Female sexuality is generally construed as passive. The image of Dahl is threatening because she looks as if she knows what she wants and that continues to alarm. Popular culture offers the superficially subversive notion of woman as sexual aggressor. But in private we still teach girls a romantic narrative of which sex forms one element, while teaching their male peers about a discreet act that underpins masculinity.

So how much of this passivity is constructed by social imperatives, and how much is an unconscious response to them? Jacques Lacan, the French psychoanalyst, once said that women want to be wanted, not to be loved. In the sexual realm, this could be taken to mean that women are so uneasy about desiring directly that they can only experience it in a mediated form.

Essentially, wanting to be wanted stems from a desire for power that has been transformed and ultimately hidden. Female power continues to be experienced as dangerous or exotic, and not something that can be directly expressed.

So we find our power in the image we project rather than in our actions. Appearance whether that is looking good or acting sweet trumps what we actually want for ourselves; reliance on others to provide our own feelings of worth traduces emotional authenticity.

If women have so little confidence in their desires, then it is not surprising that they present themselves as less sexual beings compared to men. Most surveys show that women want sex less often than men, experience orgasm less often and find satisfaction in emotional intimacy.

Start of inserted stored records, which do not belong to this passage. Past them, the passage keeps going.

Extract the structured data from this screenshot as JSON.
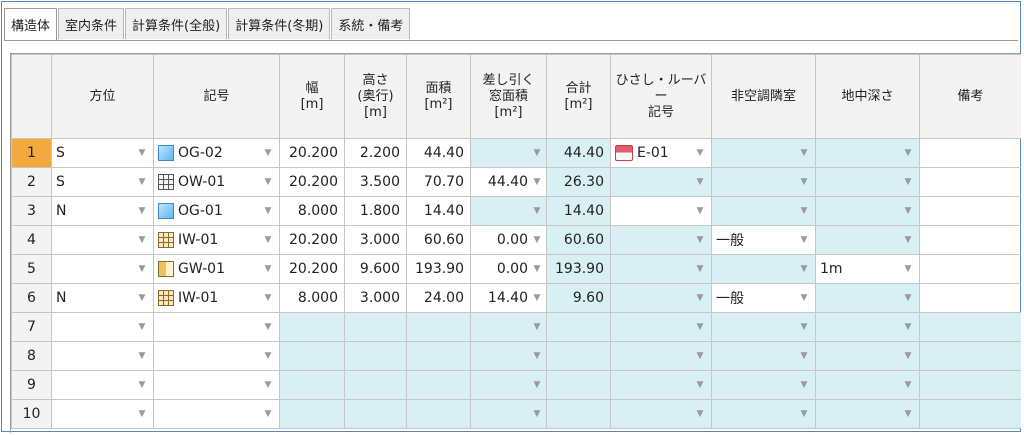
{
  "tabs": [
    "構造体",
    "室内条件",
    "計算条件(全般)",
    "計算条件(冬期)",
    "系統・備考"
  ],
  "headers": {
    "direction": "方位",
    "code": "記号",
    "width": "幅\n[m]",
    "height": "高さ\n(奥行)\n[m]",
    "area": "面積\n[m²]",
    "deduct": "差し引く\n窓面積\n[m²]",
    "total": "合計\n[m²]",
    "eave": "ひさし・ルーバー\n記号",
    "nonac": "非空調隣室",
    "depth": "地中深さ",
    "remarks": "備考"
  },
  "rows": [
    {
      "no": "1",
      "dir": "S",
      "icon": "glass-window-icon",
      "code": "OG-02",
      "width": "20.200",
      "height": "2.200",
      "area": "44.40",
      "deduct": "",
      "total": "44.40",
      "eave": "E-01",
      "nonac": "",
      "depth": ""
    },
    {
      "no": "2",
      "dir": "S",
      "icon": "grid-wall-icon",
      "code": "OW-01",
      "width": "20.200",
      "height": "3.500",
      "area": "70.70",
      "deduct": "44.40",
      "total": "26.30",
      "eave": "",
      "nonac": "",
      "depth": ""
    },
    {
      "no": "3",
      "dir": "N",
      "icon": "glass-window-icon",
      "code": "OG-01",
      "width": "8.000",
      "height": "1.800",
      "area": "14.40",
      "deduct": "",
      "total": "14.40",
      "eave": "",
      "nonac": "",
      "depth": ""
    },
    {
      "no": "4",
      "dir": "",
      "icon": "inner-wall-icon",
      "code": "IW-01",
      "width": "20.200",
      "height": "3.000",
      "area": "60.60",
      "deduct": "0.00",
      "total": "60.60",
      "eave": "",
      "nonac": "一般",
      "depth": ""
    },
    {
      "no": "5",
      "dir": "",
      "icon": "ground-wall-icon",
      "code": "GW-01",
      "width": "20.200",
      "height": "9.600",
      "area": "193.90",
      "deduct": "0.00",
      "total": "193.90",
      "eave": "",
      "nonac": "",
      "depth": "1m"
    },
    {
      "no": "6",
      "dir": "N",
      "icon": "inner-wall-icon",
      "code": "IW-01",
      "width": "8.000",
      "height": "3.000",
      "area": "24.00",
      "deduct": "14.40",
      "total": "9.60",
      "eave": "",
      "nonac": "一般",
      "depth": ""
    },
    {
      "no": "7",
      "dir": "",
      "icon": "",
      "code": "",
      "width": "",
      "height": "",
      "area": "",
      "deduct": "",
      "total": "",
      "eave": "",
      "nonac": "",
      "depth": ""
    },
    {
      "no": "8",
      "dir": "",
      "icon": "",
      "code": "",
      "width": "",
      "height": "",
      "area": "",
      "deduct": "",
      "total": "",
      "eave": "",
      "nonac": "",
      "depth": ""
    },
    {
      "no": "9",
      "dir": "",
      "icon": "",
      "code": "",
      "width": "",
      "height": "",
      "area": "",
      "deduct": "",
      "total": "",
      "eave": "",
      "nonac": "",
      "depth": ""
    },
    {
      "no": "10",
      "dir": "",
      "icon": "",
      "code": "",
      "width": "",
      "height": "",
      "area": "",
      "deduct": "",
      "total": "",
      "eave": "",
      "nonac": "",
      "depth": ""
    }
  ],
  "colors": {
    "accent": "#5b86c5",
    "selected_row": "#f2aa3e",
    "computed_cell": "#d8f0f3",
    "header": "#f3f3f3"
  }
}
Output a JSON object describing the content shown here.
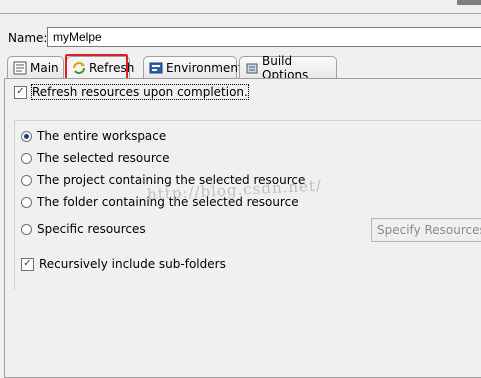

The pop psychologists would have it that women are cuddle-obsessed, finding it impossible to separate sex from love. The evolutionary psychologists tell us that the higher male sex drive has a Darwinian rationale. But do men and women experience desire differently?

“Women supposedly have a lower sex drive than men do,” writes Natalie Angier, the Pulitzer prize-winning science correspondent, “yet it is not low enough. No, there is still just enough of a lingering female infidelity impulse … to justify infibulation and purdah … How can we know what is ‘natural’ for us when we are treated as unnatural for wanting our lust, our freedom?”

Women may be more aware of their sexuality than ever before, but they continue to offer it an ambivalent embrace. How does that aped, or genuine, sexual confidence play out in the masque of flirtation? Although our sexual conversations are highly nuanced, negotiating the path from bar to bed can often feel like a war of attrition. Although chastity and sexual passivity are no longer openly fted, both men and women retain a lingering suspicion of promiscuous women.

Desire is also about greed literally. Women are bad at admitting to hunger. And if, as Naomi Wolf suggested in the Beauty Myth, dieting is the essence of contemporary femininity, are we starving ourselves of lust? Studies have consistently shown that with dietary deprivation, sexual interest dissipates, and fertility plummets. Meanwhile, self-consciousness is the enemy of desire. Erotic abandonment and fretting over the flatness of your tummy are mutually exclusive.

Finally, women’s desire has always been mediated through a male prism. Our culture is suffused with the homogenous imagery that has come to represent What Turns Men On (though the reality of male desire doesn’t necessarily conform).

Although discussion of women’s pleasure has lately entered the mainstream, it remains minimal and reductive: the saucy scandals of tabloid nymphets, advertisers who link ice cream and seduction, or the censoring of parodic “laddish” behaviour.

Female sexuality remains a dark continent.